By Emily Statham and Brett W. Johnson

On September 29, 2025, the U.S. Food and Drug Administration (FDA) announced the expansion of its Early Alert program to include all medical devices. This expansion builds on a pilot program that introduced Early Alerts for medical devices in only five therapeutic areas. Under the expanded Early Alert program, the FDA seeks to shorten the gap between its initial awareness of potentially high-risk medical device removals or corrections and public notification. Companies should take the opportunity to update internal policies and procedures and risk assessment programs to integrate the Early Alert program in safety and global supply chain initiatives.

Background

Unlike traditional medical device recalls, which follow a structured and detailed process under 21 C.F.R. Part 806, Early Alerts are preliminary public communications that quickly notify patients, healthcare providers, and other stakeholders about potentially high-risk safety issues involving medical devices. The FDA’s Center for Devices and Radiological Health (CDRH) launched Early Alerts via a pilot program on November 21, 2024. The express goal of that pilot program was to “improve the timeliness of communications about corrective actions being taken by companies that the FDA believes are likely to be high-risk recalls.” Though the pilot program did not change the FDA’s extant recall procedures or timelines, it introduced Early Alerts for medical devices in five high-risk therapeutic areas: cardiovascular, gastrorenal, general hospital, obstetrics and gynecology, and urology.

Expanding the Pilot Program

The pilot program demonstrated that Early Alerts provide timely, actionable information about device removals or corrections that may pose significant risks to patients.

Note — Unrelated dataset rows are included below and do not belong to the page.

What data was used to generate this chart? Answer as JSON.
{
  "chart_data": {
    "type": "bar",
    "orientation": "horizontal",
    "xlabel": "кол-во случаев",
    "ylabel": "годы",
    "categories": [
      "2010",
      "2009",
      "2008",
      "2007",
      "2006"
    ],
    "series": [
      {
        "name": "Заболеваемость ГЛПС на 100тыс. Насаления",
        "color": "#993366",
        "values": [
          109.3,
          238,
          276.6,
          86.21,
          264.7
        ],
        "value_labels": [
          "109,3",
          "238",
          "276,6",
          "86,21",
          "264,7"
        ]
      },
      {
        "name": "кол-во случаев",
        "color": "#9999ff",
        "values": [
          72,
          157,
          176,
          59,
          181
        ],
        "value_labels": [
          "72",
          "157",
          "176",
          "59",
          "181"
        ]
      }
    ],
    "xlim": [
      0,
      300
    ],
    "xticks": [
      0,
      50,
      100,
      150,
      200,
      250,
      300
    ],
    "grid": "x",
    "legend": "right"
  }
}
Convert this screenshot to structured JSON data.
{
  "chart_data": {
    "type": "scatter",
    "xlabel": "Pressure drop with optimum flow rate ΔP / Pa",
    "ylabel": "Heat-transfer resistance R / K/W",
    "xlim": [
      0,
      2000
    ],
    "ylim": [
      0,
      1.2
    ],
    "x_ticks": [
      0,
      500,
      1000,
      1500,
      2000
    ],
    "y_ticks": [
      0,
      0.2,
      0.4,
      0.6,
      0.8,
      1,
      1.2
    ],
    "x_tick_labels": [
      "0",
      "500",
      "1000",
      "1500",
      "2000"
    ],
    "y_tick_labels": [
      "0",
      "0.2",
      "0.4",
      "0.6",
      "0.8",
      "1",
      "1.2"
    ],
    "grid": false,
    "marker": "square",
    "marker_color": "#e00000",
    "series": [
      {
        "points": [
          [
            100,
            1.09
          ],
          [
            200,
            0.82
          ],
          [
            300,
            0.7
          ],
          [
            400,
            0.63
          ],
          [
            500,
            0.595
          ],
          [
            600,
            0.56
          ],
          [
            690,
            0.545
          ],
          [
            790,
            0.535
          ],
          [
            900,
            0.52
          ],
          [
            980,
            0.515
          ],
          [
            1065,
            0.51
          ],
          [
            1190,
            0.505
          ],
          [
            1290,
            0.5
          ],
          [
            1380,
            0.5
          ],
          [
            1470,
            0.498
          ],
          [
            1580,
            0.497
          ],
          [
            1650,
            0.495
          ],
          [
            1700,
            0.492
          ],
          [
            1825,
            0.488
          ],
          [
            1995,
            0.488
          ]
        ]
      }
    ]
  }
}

On several occasions, the FDA posted Early Alerts on its public Medical Device Recalls and Early Alerts database within just days or weeks of a company’s initial customer letter. This marks a drastic shortening of the FDA’s two-to-three-month timeline for publishing traditional notifications of high-risk medical device recalls. 

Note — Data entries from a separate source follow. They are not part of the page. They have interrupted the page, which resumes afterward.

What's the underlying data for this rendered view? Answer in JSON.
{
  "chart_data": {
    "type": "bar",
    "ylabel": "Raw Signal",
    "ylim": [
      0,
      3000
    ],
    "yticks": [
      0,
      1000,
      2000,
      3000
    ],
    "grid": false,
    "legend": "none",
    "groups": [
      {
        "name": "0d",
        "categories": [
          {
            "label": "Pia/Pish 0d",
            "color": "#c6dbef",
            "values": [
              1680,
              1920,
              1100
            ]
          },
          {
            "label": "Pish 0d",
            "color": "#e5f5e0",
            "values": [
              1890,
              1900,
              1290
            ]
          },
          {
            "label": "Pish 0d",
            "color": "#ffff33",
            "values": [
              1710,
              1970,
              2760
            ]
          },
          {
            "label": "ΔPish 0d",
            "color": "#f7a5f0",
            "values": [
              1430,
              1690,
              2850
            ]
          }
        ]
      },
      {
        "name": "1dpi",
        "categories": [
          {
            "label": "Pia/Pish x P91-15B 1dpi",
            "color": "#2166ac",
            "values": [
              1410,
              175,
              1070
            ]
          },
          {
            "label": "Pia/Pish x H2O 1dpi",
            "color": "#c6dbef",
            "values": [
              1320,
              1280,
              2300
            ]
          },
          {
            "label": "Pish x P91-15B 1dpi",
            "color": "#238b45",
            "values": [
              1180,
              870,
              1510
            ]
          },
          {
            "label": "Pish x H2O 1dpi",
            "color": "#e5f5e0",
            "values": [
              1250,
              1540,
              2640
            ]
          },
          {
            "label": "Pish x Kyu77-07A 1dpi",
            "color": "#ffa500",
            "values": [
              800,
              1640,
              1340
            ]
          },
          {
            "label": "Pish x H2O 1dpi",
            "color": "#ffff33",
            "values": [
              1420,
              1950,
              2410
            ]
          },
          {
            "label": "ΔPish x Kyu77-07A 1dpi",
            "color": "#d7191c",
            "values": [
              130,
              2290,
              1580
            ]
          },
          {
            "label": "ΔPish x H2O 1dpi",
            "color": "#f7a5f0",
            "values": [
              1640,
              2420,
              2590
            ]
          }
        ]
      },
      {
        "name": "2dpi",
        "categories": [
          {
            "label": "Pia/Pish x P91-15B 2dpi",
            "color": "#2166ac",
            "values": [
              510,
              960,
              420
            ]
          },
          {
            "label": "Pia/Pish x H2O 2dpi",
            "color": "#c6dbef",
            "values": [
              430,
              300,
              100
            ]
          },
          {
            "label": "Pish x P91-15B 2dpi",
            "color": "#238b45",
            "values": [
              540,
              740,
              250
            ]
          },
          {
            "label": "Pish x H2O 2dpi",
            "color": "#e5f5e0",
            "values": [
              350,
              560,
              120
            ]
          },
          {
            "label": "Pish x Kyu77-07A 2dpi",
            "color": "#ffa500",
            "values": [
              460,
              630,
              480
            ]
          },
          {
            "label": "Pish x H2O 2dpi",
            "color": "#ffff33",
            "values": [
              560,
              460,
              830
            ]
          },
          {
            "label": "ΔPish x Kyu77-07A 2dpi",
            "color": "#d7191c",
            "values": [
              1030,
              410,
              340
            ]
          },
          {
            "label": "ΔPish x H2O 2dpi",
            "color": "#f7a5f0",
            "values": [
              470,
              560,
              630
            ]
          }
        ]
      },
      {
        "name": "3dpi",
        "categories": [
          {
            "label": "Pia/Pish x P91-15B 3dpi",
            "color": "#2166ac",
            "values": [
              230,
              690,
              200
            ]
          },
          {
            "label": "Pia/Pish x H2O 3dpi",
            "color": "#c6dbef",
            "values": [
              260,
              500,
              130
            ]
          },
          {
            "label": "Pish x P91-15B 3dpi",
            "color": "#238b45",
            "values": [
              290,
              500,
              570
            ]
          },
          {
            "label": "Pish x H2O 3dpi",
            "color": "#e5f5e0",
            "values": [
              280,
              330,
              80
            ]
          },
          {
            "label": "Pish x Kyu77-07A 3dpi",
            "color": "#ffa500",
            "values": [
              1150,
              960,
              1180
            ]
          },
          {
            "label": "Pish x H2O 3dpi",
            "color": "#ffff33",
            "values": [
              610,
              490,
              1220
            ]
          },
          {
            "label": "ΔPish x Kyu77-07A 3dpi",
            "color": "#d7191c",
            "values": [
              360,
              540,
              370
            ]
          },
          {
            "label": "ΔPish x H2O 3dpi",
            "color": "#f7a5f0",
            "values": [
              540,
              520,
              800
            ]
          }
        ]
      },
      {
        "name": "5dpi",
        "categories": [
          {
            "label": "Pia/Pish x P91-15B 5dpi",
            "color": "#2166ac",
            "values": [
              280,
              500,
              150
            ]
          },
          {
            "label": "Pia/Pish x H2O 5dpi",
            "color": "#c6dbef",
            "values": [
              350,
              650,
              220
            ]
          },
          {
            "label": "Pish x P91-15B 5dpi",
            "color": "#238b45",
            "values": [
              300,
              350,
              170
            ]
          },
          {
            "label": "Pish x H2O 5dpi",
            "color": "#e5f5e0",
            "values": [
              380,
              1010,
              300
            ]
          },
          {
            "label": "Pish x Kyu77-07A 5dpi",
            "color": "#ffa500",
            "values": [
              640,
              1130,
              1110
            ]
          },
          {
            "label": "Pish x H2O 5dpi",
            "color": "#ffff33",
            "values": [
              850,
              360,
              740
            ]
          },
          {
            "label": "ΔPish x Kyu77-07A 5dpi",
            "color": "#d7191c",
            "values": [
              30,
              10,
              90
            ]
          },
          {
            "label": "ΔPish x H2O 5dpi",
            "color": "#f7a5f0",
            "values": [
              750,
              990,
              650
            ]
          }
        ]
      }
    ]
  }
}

Feedback from patients, healthcare providers, and industry stakeholders presumably indicated that Early Alerts improved transparency and allowed for more timely risk mitigation. Based on the perceived success of the pilot program, the FDA announced on September 29, 2025, that it would expand the Early Alert program to cover all medical devices — not just those in the original five therapeutic areas. This expansion marks a significant step forward in the FDA’s efforts to enhance medical device safety and ensure that critical information reaches the public as quickly as possible.

Implications for Stakeholders

The FDA’s decision to expand the Early Alert program has several important implications for healthcare providers, health systems, and medical device manufacturers. First, hospitals, clinics, and supply chain teams should consider monitoring Early Alerts more broadly as a part of a larger risk assessment program. Second, stakeholders should consider updating internal protocols to streamline the process of segregating inventory and communicating with clinical staff as soon as a new Early Alert is posted.  

Similarly, biomedical engineering and risk management teams should consider adjusting workflows to ensure prompt response to a wider range of device safety issues. In addition, while efforts to notify patients and the public are important, companies should consider notifying existing supply chains of vendors and affiliated providers. This ensures maximum awareness of both the product subject to the Early Alert and related items and their manufacturers. In addition, such early notification may lead to stopping international shipments (to avoid seizure or unnecessary tariffs), terminating supplier contracts, or triggering other dispute resolutions related to implicated supply agreements.

Finally, medical device manufacturers can expect that high-risk issues may become public much earlier in the process — sometimes even before the FDA confirms a recall or a manufacturer completes an internal risk assessment. Voluntary pre-notification to the FDA may therefore become more consequential. By proactively planning for earlier public awareness of medical device corrections and removals, stakeholders can mitigate downstream risk.